テレビ局は何よりもスポンサーを気にするわけで、スポンサーが実際に手を引いちゃったわけです。 ここまでいったらもう他に打つ手がないので、こうなる前にやっときゃいいのにというところはありますね。少なくとも問題発覚から1年半放置してきた”感覚の鈍さ”が問題ですよね」
一方で、港社長に同情できる部分もあるという。
「ここまでは全面的にフジテレビを批判しましたが、ちょっとだけ港社長の肩を持ちたいというか、立場を代弁してあげたいなと思ったのが、あの方は元々制作畑出身で、番組ディレクターやプロデューサーをやってましたよね。だから演者の方との距離が近いと思うし、良くも悪くも”身内的な感覚”があったと思います。
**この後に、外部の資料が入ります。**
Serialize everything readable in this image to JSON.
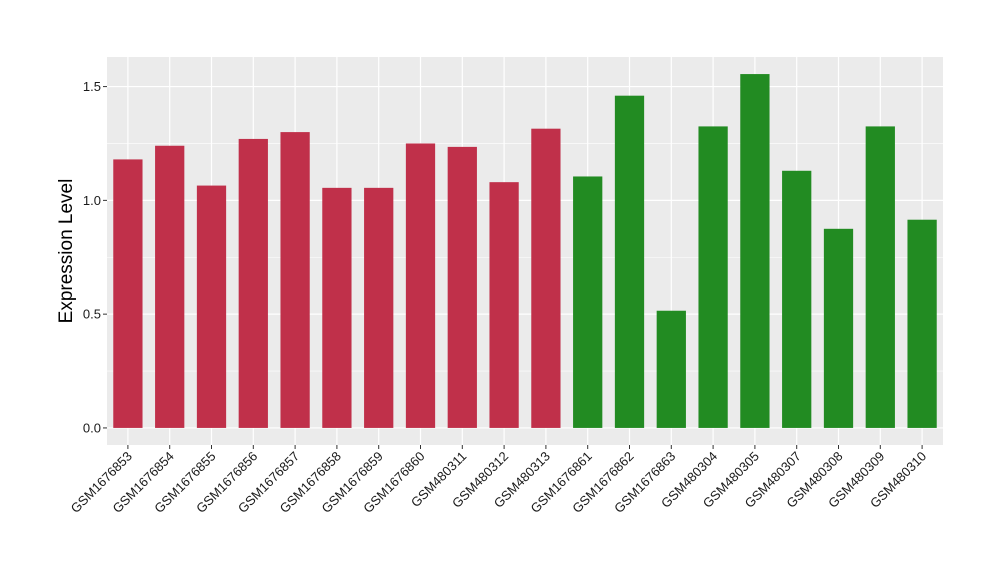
{
  "chart_data": {
    "type": "bar",
    "title": "",
    "xlabel": "",
    "ylabel": "Expression Level",
    "ylim": [
      -0.075,
      1.63
    ],
    "yticks": [
      0.0,
      0.5,
      1.0,
      1.5
    ],
    "ytick_labels": [
      "0.0",
      "0.5",
      "1.0",
      "1.5"
    ],
    "grid": true,
    "legend": "none",
    "categories": [
      "GSM1676853",
      "GSM1676854",
      "GSM1676855",
      "GSM1676856",
      "GSM1676857",
      "GSM1676858",
      "GSM1676859",
      "GSM1676860",
      "GSM480311",
      "GSM480312",
      "GSM480313",
      "GSM1676861",
      "GSM1676862",
      "GSM1676863",
      "GSM480304",
      "GSM480305",
      "GSM480307",
      "GSM480308",
      "GSM480309",
      "GSM480310"
    ],
    "values": [
      1.18,
      1.24,
      1.065,
      1.27,
      1.3,
      1.055,
      1.055,
      1.25,
      1.235,
      1.08,
      1.315,
      1.105,
      1.46,
      0.515,
      1.325,
      1.555,
      1.13,
      0.875,
      1.325,
      0.915
    ],
    "group_colors": [
      "#C0304A",
      "#C0304A",
      "#C0304A",
      "#C0304A",
      "#C0304A",
      "#C0304A",
      "#C0304A",
      "#C0304A",
      "#C0304A",
      "#C0304A",
      "#C0304A",
      "#228B22",
      "#228B22",
      "#228B22",
      "#228B22",
      "#228B22",
      "#228B22",
      "#228B22",
      "#228B22",
      "#228B22"
    ],
    "panel_background": "#EBEBEB",
    "gridline_color": "#FFFFFF"
  }
}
つまり、もっとプロの経営者だったら、初期の段階で中居さんをバサッと切れたと思うんです。別に他の人でも視聴率は取れるし金も稼げる。代わりの効く中居さんを切っても従業員を守るみたいなことがもっと早くから割り切れるのかなとも思うんですよ。ちょっとその辺はかわいそうかなと思います」
とはいえ、実際問題としてどのようにスポンサーを納得させていけばよいのだろうか。
「納得させるには、経営責任を取らないといけませんので、 まず現執行部、社長、取締役の総退陣と、私は多分”相談役”まで行くと思います。そこまでしないと、業界の人たちはともかくとして、海外のアクティビストや株主は納得しないのではないでしょうか。
関与が指摘された幹部社員と社長だけしっぽ切りするようなお手盛りの調査報告じゃなく、フジテレビが”今1番やりたくないこと”ができたら、もしかするとそれが次の最後のチャンスになるかもしれません。”謝罪は負け戦”って言ってますけど、早くからちゃんと割り切れる人が結局ダメージを減らせるわけで、やっぱり”背に腹は変えられない”んですよね」
フジに残された道は険しいものになりそうだーー。